What's your experience of being an LGBTQ+ person in the workplace?
I guess I've had it easier than most. Particularly because my sexuality is a little bit more obvious from the way that I present myself. So I think in terms of negative responses, I guess it's easier for people to be negative that you're quite masculine, oh that must mean that you're gay. But my interactions with work have pretty much been ok.
I do remember one negative experience when I worked in retail for a clothing brand. I worked there for quite a long time, at least three years. For the majority of those three years I wore the men's clothes because we had to wear the brand’s clothing as uniform. Everybody within our store was very much aware of that and I was more comfortable in the men’s clothes. For me, the clothes and feeling comfortable and my identity, they all went hand in hand and it was something I wasn't willing to compromise in any way.
Just before I left they started to tell me that because I was female I had to wear the female clothes that they sold. And I remember feeling that I wasn't willing to compromise on that. I understood that I needed a job and I needed money but how I felt was more important. It just so happened that it was coming to the time where I was going to hand my notice in anyway, but if I had I needed to stay there, it would have been something I was willing to fight for.
It meant so much for me, particularly when I was younger, it was part of my identity. It was almost like a uniform for the LGBTQ+ community. It was a way for people to be able to identify me as being part of the community. It had taken so much mental strength for me to come out and be comfortable with myself that I wasn't going to let anyone push me back in.
I think that's the only negative experience I've had in the workplace really. To my knowledge, I've not been discriminated against because of my sexuality. I think people have realised that I have a unique perspective and it's been mainly a positive experience for me.
How does that compare to working at Virgin?
As I get older, the need for a certain kind of working community has become even more important to me. And so being somewhere I can identify with the company's values and direction is now definitely more important to me.
Being at Virgin I've felt like our morals and our values align. I can definitely see that the aim to try to understand and acknowledge and learn is definitely there. I can see that the attempt is there. It's only been positive experiences that I've had at Virgin - and ones that I want to contribute to as well.

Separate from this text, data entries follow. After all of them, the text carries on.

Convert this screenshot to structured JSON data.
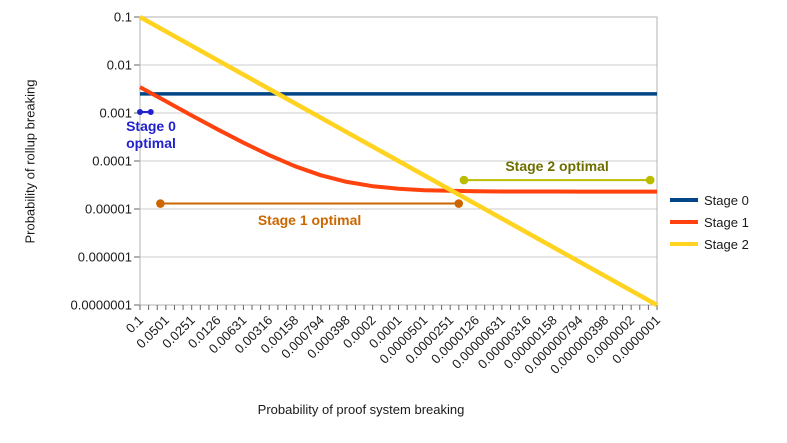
{
  "chart_data": {
    "type": "line",
    "title": "",
    "xlabel": "Probability of proof system breaking",
    "ylabel": "Probability of rollup breaking",
    "x_scale": "log-reversed",
    "y_scale": "log",
    "x_range": [
      0.1,
      1e-07
    ],
    "y_range": [
      0.1,
      1e-07
    ],
    "grid": "horizontal-only",
    "x_ticks": [
      "0.1",
      "0.0501",
      "0.0251",
      "0.0126",
      "0.00631",
      "0.00316",
      "0.00158",
      "0.000794",
      "0.000398",
      "0.0002",
      "0.0001",
      "0.0000501",
      "0.0000251",
      "0.0000126",
      "0.00000631",
      "0.00000316",
      "0.00000158",
      "0.000000794",
      "0.000000398",
      "0.0000002",
      "0.0000001"
    ],
    "x_tick_values": [
      0.1,
      0.0501,
      0.0251,
      0.0126,
      0.00631,
      0.00316,
      0.00158,
      0.000794,
      0.000398,
      0.0002,
      0.0001,
      5.01e-05,
      2.51e-05,
      1.26e-05,
      6.31e-06,
      3.16e-06,
      1.58e-06,
      7.94e-07,
      3.98e-07,
      2e-07,
      1e-07
    ],
    "y_ticks": [
      "0.1",
      "0.01",
      "0.001",
      "0.0001",
      "0.00001",
      "0.000001",
      "0.0000001"
    ],
    "y_tick_values": [
      0.1,
      0.01,
      0.001,
      0.0001,
      1e-05,
      1e-06,
      1e-07
    ],
    "series": [
      {
        "name": "Stage 0",
        "color": "#004586",
        "points": [
          [
            0.1,
            0.0025
          ],
          [
            1e-07,
            0.0025
          ]
        ]
      },
      {
        "name": "Stage 1",
        "color": "#FF420E",
        "points": [
          [
            0.1,
            0.00347
          ],
          [
            0.0501,
            0.00175
          ],
          [
            0.0251,
            0.000889
          ],
          [
            0.0126,
            0.000458
          ],
          [
            0.00631,
            0.000241
          ],
          [
            0.00316,
            0.000132
          ],
          [
            0.00158,
            7.75e-05
          ],
          [
            0.000794,
            5.04e-05
          ],
          [
            0.000398,
            3.67e-05
          ],
          [
            0.0002,
            2.99e-05
          ],
          [
            0.0001,
            2.65e-05
          ],
          [
            5.01e-05,
            2.47e-05
          ],
          [
            2.51e-05,
            2.39e-05
          ],
          [
            1.26e-05,
            2.34e-05
          ],
          [
            6.31e-06,
            2.32e-05
          ],
          [
            3.16e-06,
            2.31e-05
          ],
          [
            1.58e-06,
            2.31e-05
          ],
          [
            7.94e-07,
            2.3e-05
          ],
          [
            3.98e-07,
            2.3e-05
          ],
          [
            2e-07,
            2.3e-05
          ],
          [
            1e-07,
            2.3e-05
          ]
        ]
      },
      {
        "name": "Stage 2",
        "color": "#FFD320",
        "points": [
          [
            0.1,
            0.1
          ],
          [
            1e-07,
            1e-07
          ]
        ]
      }
    ],
    "annotations": [
      {
        "id": "stage0-optimal",
        "text": "Stage 0 optimal",
        "text_lines": [
          "Stage 0",
          "optimal"
        ],
        "line_color": "#2222CC",
        "text_color": "#2222CC",
        "x_from": 0.1,
        "x_to": 0.075,
        "y": 0.00105,
        "label_position": "below-left"
      },
      {
        "id": "stage1-optimal",
        "text": "Stage 1 optimal",
        "text_lines": [
          "Stage 1 optimal"
        ],
        "line_color": "#CC6600",
        "text_color": "#CC6600",
        "x_from": 0.058,
        "x_to": 2e-05,
        "y": 1.3e-05,
        "label_position": "below-center"
      },
      {
        "id": "stage2-optimal",
        "text": "Stage 2 optimal",
        "text_lines": [
          "Stage 2 optimal"
        ],
        "line_color": "#BBBB00",
        "text_color": "#6E6E00",
        "x_from": 1.74e-05,
        "x_to": 1.2e-07,
        "y": 4e-05,
        "label_position": "above-center"
      }
    ],
    "legend": {
      "position": "right",
      "entries": [
        "Stage 0",
        "Stage 1",
        "Stage 2"
      ]
    },
    "colors": {
      "gridline": "#CCCCCC",
      "plot_border": "#B3B3B3",
      "tick": "#666666",
      "tick_label": "#1A1A1A"
    }
  }
}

I think that Virgin's open nature as a whole attracted me to work for them. They're known for being supportive of causes that are connected to me - not necessarily just LGBTQ+ but in combination with other things as well. I guess Richard Branson's ability to go against the norm meant that I knew that Virgin's stance on something like LGBTQ+ issues would more than likely align with mine. So I didn't have to fear or worry about whether that was going to be ok or if there was going to be any conflict there.